Nissan International SA announced the price of Nissan LEAF in Switzerland, making Switzerland the fifth European market in which Nissan has disclosed the price of the first global electric car to be manufactured by a major carmaker.
The zero-emission Nissan LEAF will cost 49,950 CHF ($50,865 or €36,470) with customer deliveries to start in the second half of 2011. The price includes the battery, which benefits from a five-year/100,000 km warranty.
Customers can secure their place in line for ordering a LEAF on Nissan’s consumer website from Dec. 1.
Reservations for Nissan LEAF have reached more than 27,000 units globally. Deliveries begin this December in Japan and the US. In Europe, deliveries begin in the first quarter of 2011 to Portugal, the UK, the Republic of Ireland and the Netherlands.
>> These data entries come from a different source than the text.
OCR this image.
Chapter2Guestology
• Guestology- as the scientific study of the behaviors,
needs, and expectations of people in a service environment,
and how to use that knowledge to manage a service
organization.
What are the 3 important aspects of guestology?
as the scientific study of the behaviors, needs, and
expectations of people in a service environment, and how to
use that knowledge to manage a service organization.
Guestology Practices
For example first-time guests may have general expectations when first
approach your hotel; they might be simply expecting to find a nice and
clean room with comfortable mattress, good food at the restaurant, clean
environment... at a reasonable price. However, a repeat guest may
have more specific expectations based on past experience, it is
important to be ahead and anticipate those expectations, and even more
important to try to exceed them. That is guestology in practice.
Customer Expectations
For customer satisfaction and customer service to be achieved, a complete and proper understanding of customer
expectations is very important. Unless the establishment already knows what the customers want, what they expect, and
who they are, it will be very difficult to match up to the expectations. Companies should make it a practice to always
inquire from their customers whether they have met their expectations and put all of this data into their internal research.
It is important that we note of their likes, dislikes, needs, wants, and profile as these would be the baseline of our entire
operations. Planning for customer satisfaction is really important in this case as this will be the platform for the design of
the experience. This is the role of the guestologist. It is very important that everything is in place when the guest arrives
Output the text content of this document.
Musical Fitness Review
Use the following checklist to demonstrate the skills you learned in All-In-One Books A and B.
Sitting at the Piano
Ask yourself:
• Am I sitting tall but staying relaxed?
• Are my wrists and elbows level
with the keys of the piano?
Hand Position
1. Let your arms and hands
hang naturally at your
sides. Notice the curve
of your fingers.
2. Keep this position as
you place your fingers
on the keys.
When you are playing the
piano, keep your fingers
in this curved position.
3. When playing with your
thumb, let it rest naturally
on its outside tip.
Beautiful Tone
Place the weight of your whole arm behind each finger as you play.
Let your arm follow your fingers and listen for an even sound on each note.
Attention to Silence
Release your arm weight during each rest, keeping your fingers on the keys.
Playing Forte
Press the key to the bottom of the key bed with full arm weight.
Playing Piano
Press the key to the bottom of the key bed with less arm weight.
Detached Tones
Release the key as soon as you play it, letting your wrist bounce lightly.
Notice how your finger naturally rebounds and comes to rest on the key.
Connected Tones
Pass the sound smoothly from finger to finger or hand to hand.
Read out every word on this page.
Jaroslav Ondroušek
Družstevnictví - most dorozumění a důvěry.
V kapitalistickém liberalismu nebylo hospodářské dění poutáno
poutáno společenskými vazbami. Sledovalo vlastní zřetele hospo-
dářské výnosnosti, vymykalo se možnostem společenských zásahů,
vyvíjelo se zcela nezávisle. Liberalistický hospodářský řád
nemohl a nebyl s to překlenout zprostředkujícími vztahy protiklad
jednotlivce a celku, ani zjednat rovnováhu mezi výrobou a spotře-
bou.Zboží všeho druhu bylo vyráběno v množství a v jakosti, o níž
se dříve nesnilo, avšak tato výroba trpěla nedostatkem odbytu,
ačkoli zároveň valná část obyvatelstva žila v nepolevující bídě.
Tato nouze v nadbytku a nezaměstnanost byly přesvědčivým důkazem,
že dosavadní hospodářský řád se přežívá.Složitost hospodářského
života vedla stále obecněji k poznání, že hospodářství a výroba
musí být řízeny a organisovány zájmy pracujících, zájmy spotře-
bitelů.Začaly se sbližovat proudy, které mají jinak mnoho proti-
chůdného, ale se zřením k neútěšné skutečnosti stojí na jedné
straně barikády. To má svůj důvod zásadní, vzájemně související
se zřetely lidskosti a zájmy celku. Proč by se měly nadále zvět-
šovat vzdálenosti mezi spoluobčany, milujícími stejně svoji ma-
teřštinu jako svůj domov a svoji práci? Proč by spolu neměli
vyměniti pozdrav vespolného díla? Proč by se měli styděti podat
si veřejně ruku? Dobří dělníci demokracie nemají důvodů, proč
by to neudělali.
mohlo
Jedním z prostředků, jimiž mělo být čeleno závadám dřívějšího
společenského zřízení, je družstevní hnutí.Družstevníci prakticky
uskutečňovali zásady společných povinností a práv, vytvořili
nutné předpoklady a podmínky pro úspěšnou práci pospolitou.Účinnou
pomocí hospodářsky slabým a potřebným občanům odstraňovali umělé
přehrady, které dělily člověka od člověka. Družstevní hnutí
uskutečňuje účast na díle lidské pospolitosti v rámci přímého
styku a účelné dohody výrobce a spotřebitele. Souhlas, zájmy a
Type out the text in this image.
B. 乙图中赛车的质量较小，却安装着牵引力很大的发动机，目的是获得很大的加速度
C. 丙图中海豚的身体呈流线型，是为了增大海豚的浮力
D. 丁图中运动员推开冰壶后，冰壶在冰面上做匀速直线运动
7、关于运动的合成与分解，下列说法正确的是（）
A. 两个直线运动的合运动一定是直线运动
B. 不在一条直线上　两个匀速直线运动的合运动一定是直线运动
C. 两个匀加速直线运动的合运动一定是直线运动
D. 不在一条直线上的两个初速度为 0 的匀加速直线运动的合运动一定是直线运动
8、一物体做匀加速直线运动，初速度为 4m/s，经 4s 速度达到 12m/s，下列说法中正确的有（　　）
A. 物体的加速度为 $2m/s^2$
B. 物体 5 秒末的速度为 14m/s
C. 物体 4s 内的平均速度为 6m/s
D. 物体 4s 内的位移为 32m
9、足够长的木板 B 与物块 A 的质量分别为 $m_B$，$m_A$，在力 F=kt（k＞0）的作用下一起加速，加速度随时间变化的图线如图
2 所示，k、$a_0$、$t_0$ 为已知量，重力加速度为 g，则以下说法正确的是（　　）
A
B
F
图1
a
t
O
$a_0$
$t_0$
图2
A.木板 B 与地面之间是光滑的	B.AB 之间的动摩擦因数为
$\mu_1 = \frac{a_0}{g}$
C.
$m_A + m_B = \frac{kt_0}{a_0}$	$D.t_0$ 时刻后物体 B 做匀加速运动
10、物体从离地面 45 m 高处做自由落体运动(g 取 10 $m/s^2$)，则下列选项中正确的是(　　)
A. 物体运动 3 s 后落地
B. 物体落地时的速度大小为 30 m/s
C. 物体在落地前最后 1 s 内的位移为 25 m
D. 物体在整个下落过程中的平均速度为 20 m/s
Pricing for those markets was announced in May.
The Nissan LEAF can run for 160km (100 miles) on a single charge, thanks to the laminated compact lithium-ion batteries that manage to develop 90 kW. The electric motors produce an additional 80 kW/280 Nm of torque.
Recharging the battery to 80 percent of its capacity can take as little as just 30 minutes thanks to a new charging system developed by Nissan, or 8 hours to bring the battery to full capacity from a 200V home outlet.
Separately, Nissan North America announced that it is entering into an agreement with Clean Cities-Atlanta (CC-A) to advance zero-emission mobility by promoting the development of electric vehicles and an electric-charging network.
As part of the agreement, Nissan and CC-A will collaborate on plans to promote a charging infrastructure for EVs, as well as the deployment, operation and maintenance of a charging network. CC-A is a coalition of government agencies, utilities, public interest groups, and public and private fleets that advance the use of alternatives to gasoline, and diesel fuels in cars, trucks and buses.
The partners in the agreement also will work to coordinate the establishment of policies and help streamline the deployment of an EV infrastructure.
The agreement adds Atlanta to a growing network of zero-emission vehicle initiatives across the United States and around the world. Nissan, along with its alliance partner Renault, has formed partnerships with more than 80 governments, cities and other organizations to advance the deployment of electric vehicles. It is the only automaker committed to making affordable, all-electric vehicles available to the mass market globally. The Nissan LEAF will roll out to the state of Georgia in 2011.